Despite a dip during the morning, the FTSE 100 is set for its fourth monthly rise in a row even though investors are still cautious about the state of the global economy.
An early rise followed news of a positive performance from China - which shrugged off a brief but hefty flash crash to enjoy its best day since February. Dealers pointed to suggestions that mainland Chinese stocks would soon be included in the MSCI global indices. There was also speculation that Japan’s prime minister Shinzo Abe might postpone next year’s scheduled sales tax rise until late 2019, which helped sentiment.
But there is some hesitation ahead of a number of key events this week, not least the European Central Bank’s latest meeting and the US non-farm payroll figures, the last before the Federal Reserve interest rate decision in June.
Overall the FTSE 100 has slipped 12.22 points to 6258.57.
Anglo American has edged 1.3p lower to 610.7p despite a report in the Australian that Glencore, down 1.1p at 133.2p was planning to team up with private equity group Apollo to bid for Anglo’s Grosvenor and Moranbah coal mines in Queensland.
With Brent crude down 0.84% at $49.34 ahead of an Opec meeting this week and the continuing strength of the dollar on rate rise expectations, other commodity companies are also lower. BHP Billiton is down 15.2p at 825.1p while BP has fallen 6.5p to 355.45p.
Among the mid-caps Alliance Trust has added 17.5p to 526p as RIT Capital made an informal merger approach.

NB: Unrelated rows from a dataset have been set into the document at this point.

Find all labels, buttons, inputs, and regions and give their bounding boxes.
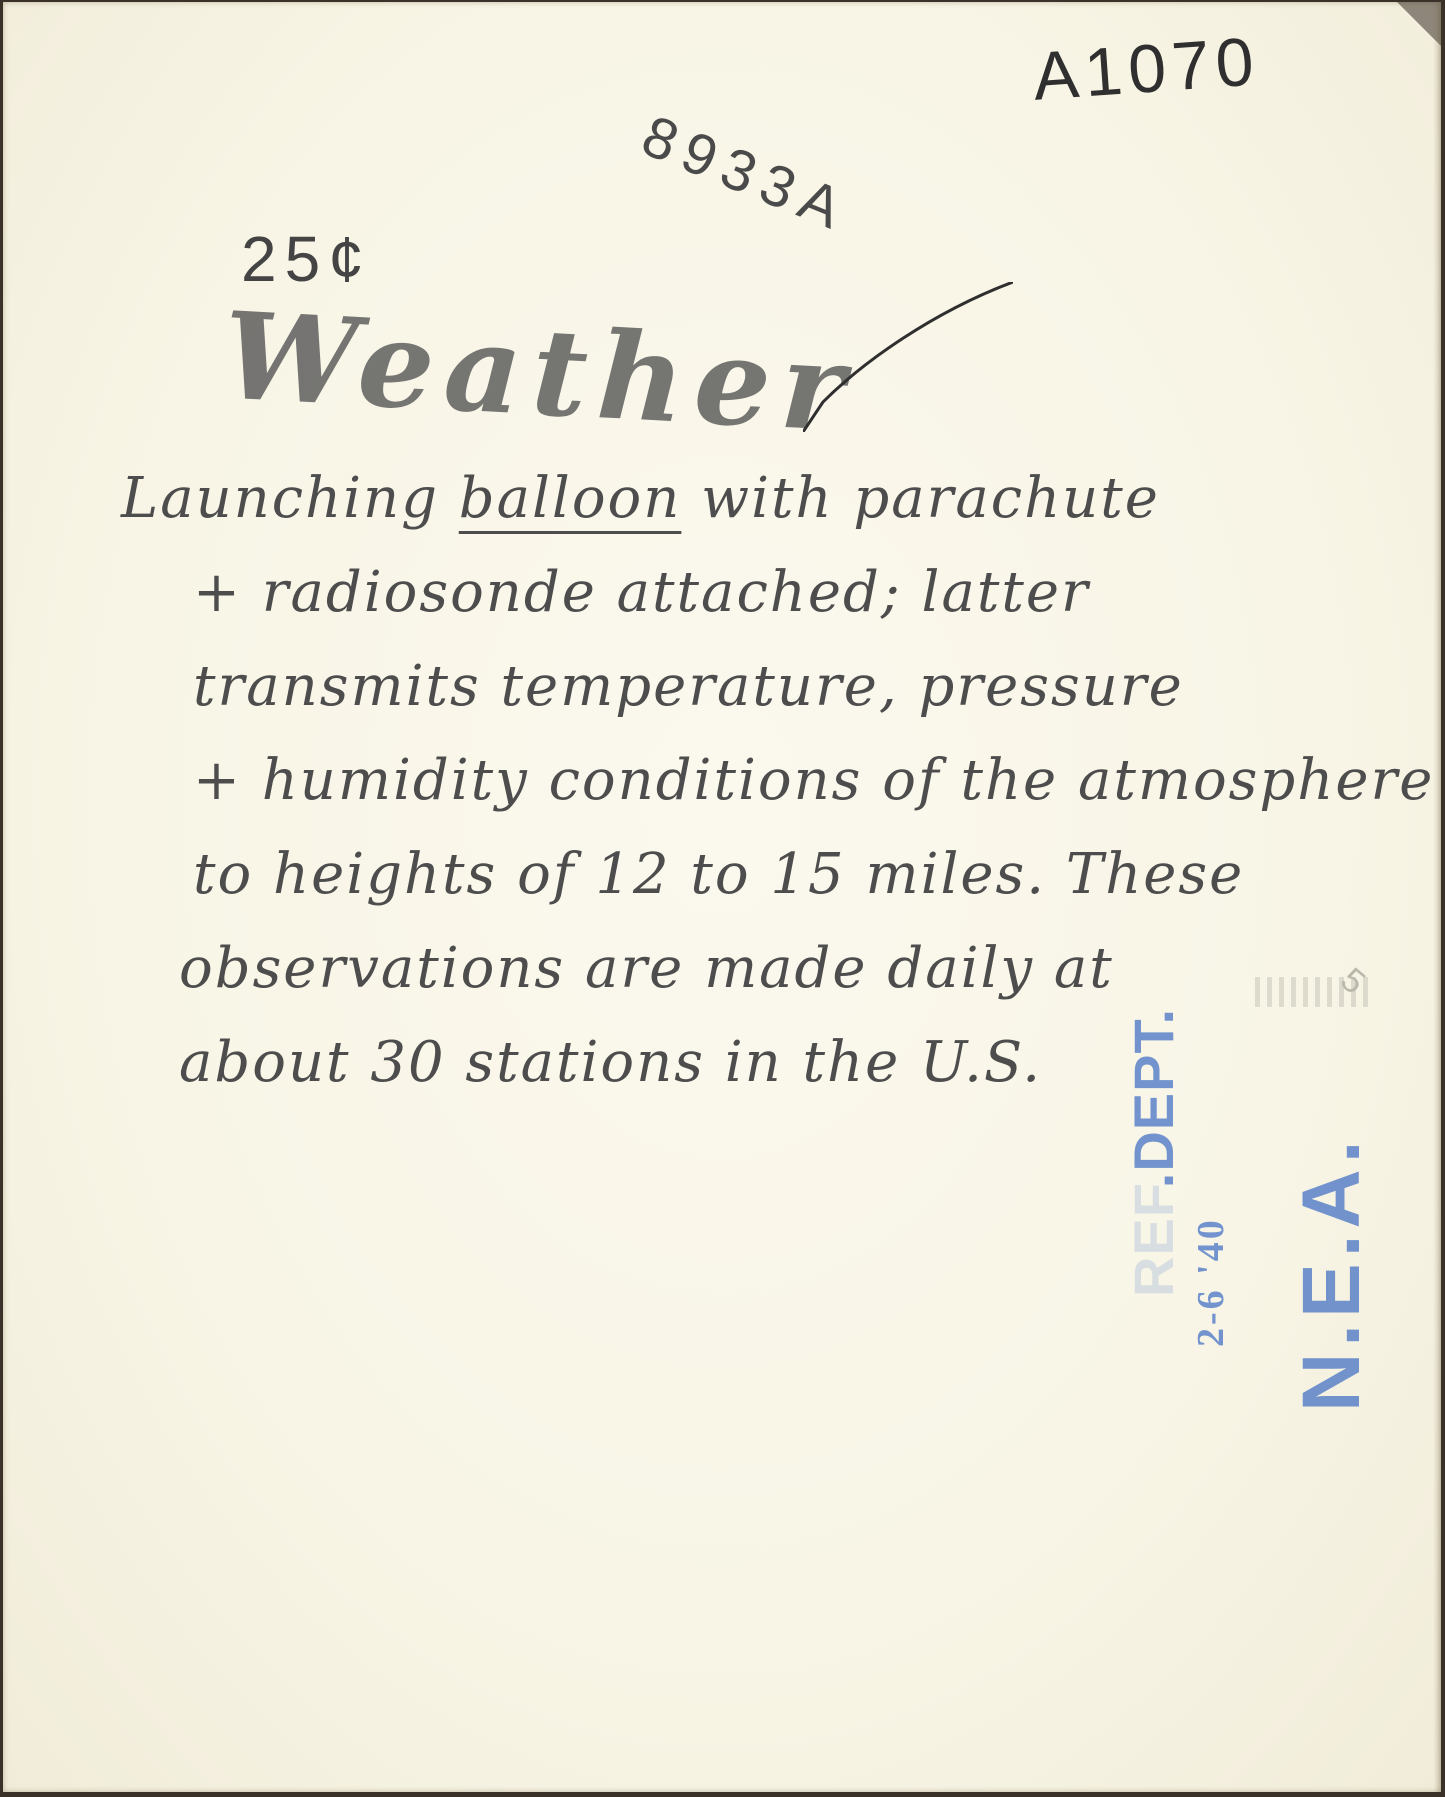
caption-line-4: + humidity conditions of the atmosphere [193,734,1421,828]
stamp-dept: REF.DEPT. [1121,1008,1186,1297]
caption-block: Launching balloon with parachute + radio… [121,452,1421,1110]
stamp-dept-prefix: REF [1122,1188,1185,1297]
price-annotation: 25¢ [241,222,372,296]
caption-line-3: transmits temperature, pressure [193,640,1421,734]
stamp-date: 2-6 '40 [1189,1217,1233,1347]
stamp-organization: N.E.A. [1285,1135,1379,1412]
caption-line-6: observations are made daily at [179,922,1421,1016]
caption-line-1-text: Launching balloon with parachute [121,466,1160,531]
reference-code-a1070: A1070 [1031,22,1263,116]
caption-line-7: about 30 stations in the U.S. [179,1016,1421,1110]
caption-line-2: + radiosonde attached; latter [193,546,1421,640]
subject-title: Weather [220,286,858,460]
photo-back-page: A1070 8933A 25¢ Weather Launching balloo… [3,2,1441,1792]
reference-code-8933a: 8933A [633,102,860,246]
underlined-word: balloon [459,466,682,531]
stamp-dept-label: .DEPT. [1122,1008,1185,1188]
caption-line-1: Launching balloon with parachute [121,452,1421,546]
edge-stain [1433,2,1441,1792]
check-mark-icon [803,282,1013,432]
caption-line-5: to heights of 12 to 15 miles. These [193,828,1421,922]
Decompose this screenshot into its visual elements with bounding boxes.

Zoopla Property is up 8.3p at 328.8p as analysts at Jefferies issued a buy note after the online portal’s positive first half update last week. Lifting its price target from 415p to 430p, Jefferies said:
Zoopla is leading rather than following the market as it seeks to be the ‘one stop shop’ for the homebuyer, the Amazon of UK residential, with services ranging across property to tradesmen to utilities. In our view, two catalysts are likely to lead to a material re-rating of Zoopla’s shares in the coming months: the continued decline of challenger portal, ‘On The Market’ (Zoopla has now had 12 consecutive months of agency customer growth) and the Capital Markets Day on 15 September 2016, which will lift the curtain on the future strategy of Zoopla and its recent acquisitions of uSwitch and PSG.
We continue to have very high conviction on Zoopla. In our view, the strategy is logical and commercial and it is working. Strong performance from uSwitch drives our upgrades today as we believe that Zoopla is entering a prolonged purple patch and we have yet to see the real benefits of PSG, which, in our view, will provide traditional agents significant firepower as the agency battlefield moves from the high street to the cloud.